Escapees from the gulag state that is North Korea ought not to be termed defectors. That would indicate a well-thought out ideological break with the cult of Pyongyang and a betrayal of Communist principles. I'm not convinced that's what's going on. I don't think anyone else is, either.
Certainly, as escaped refugees learn what the real world is like outside of the totalitarian state's borders, any lingering solidarity with the dynasty of Kim Il Sung will disappear. But the reason most people try to get out is because they're desperately hungry and fear being imprisoned and tortured for breaking arbitrary rules like not crying enough at the Dear Leader's recent funeral. They're not traitors; they are refugees hoping to escape with their lives and nothing else.

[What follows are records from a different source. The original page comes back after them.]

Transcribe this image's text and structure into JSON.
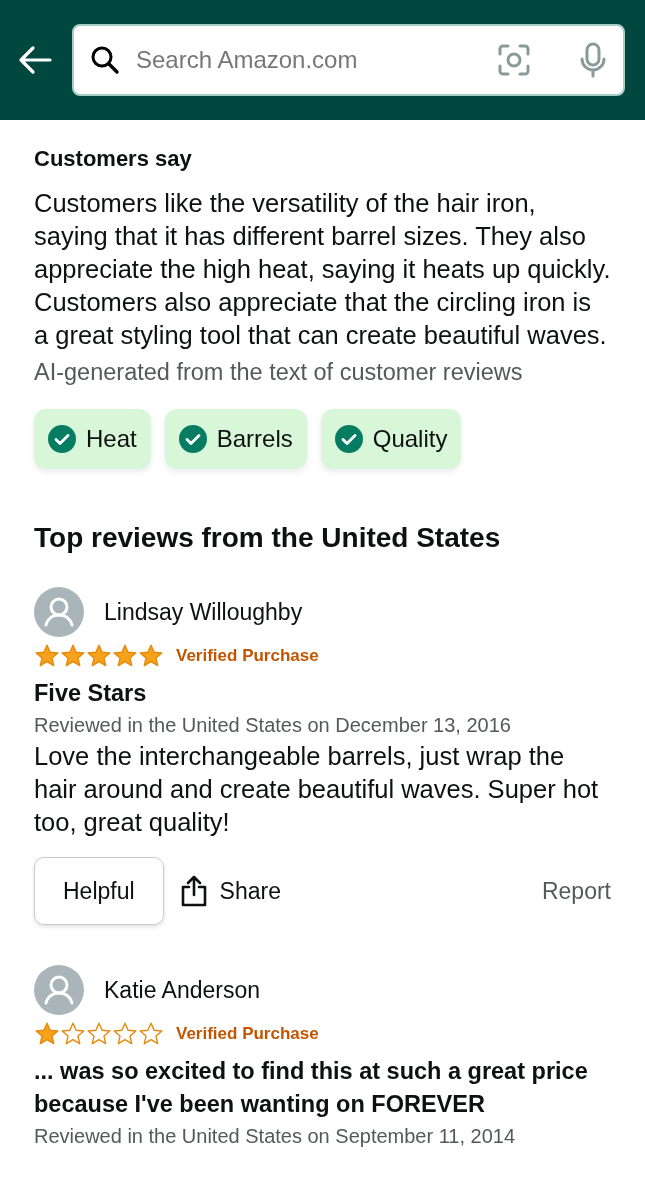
{
  "search": {
    "placeholder": "Search Amazon.com"
  },
  "customers_say": {
    "title": "Customers say",
    "summary": "Customers like the versatility of the hair iron, saying that it has different barrel sizes. They also appreciate the high heat, saying it heats up quickly. Customers also appreciate that the circling iron is a great styling tool that can create beautiful waves.",
    "note": "AI-generated from the text of customer reviews",
    "aspects": [
      {
        "label": "Heat",
        "checked": true
      },
      {
        "label": "Barrels",
        "checked": true
      },
      {
        "label": "Quality",
        "checked": true
      }
    ]
  },
  "reviews_heading": "Top reviews from the United States",
  "reviews": [
    {
      "author": "Lindsay Willoughby",
      "stars": 5,
      "badge": "Verified Purchase",
      "title": "Five Stars",
      "date": "Reviewed in the United States on December 13, 2016",
      "body": "Love the interchangeable barrels, just wrap the hair around and create beautiful waves. Super hot too, great quality!",
      "actions": {
        "helpful": "Helpful",
        "share": "Share",
        "report": "Report"
      }
    },
    {
      "author": "Katie Anderson",
      "stars": 1,
      "badge": "Verified Purchase",
      "title": "... was so excited to find this at such a great price because I've been wanting on FOREVER",
      "date": "Reviewed in the United States on September 11, 2014"
    }
  ]
}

Human rights groups say there are about 200,000 prisoners in North Korea's gulag. The horrors they endure drive people to madness. One defector who escaped the camps in 2003 talks about the lengths some desperate, starving North Korean prisoners will go to survive by cannibalizing their own family members:
"One time a mother put her 9-year-old daughter in this big cast iron pot and boiled her," she said. "She was a too big for the pot so the mother had to chop her legs and head to fit the body in the pot."
"On another occasion, a lady killed her 16-year-old son, chopped him into pieces and took him to a butcher shop to get some corn in exchange," she said.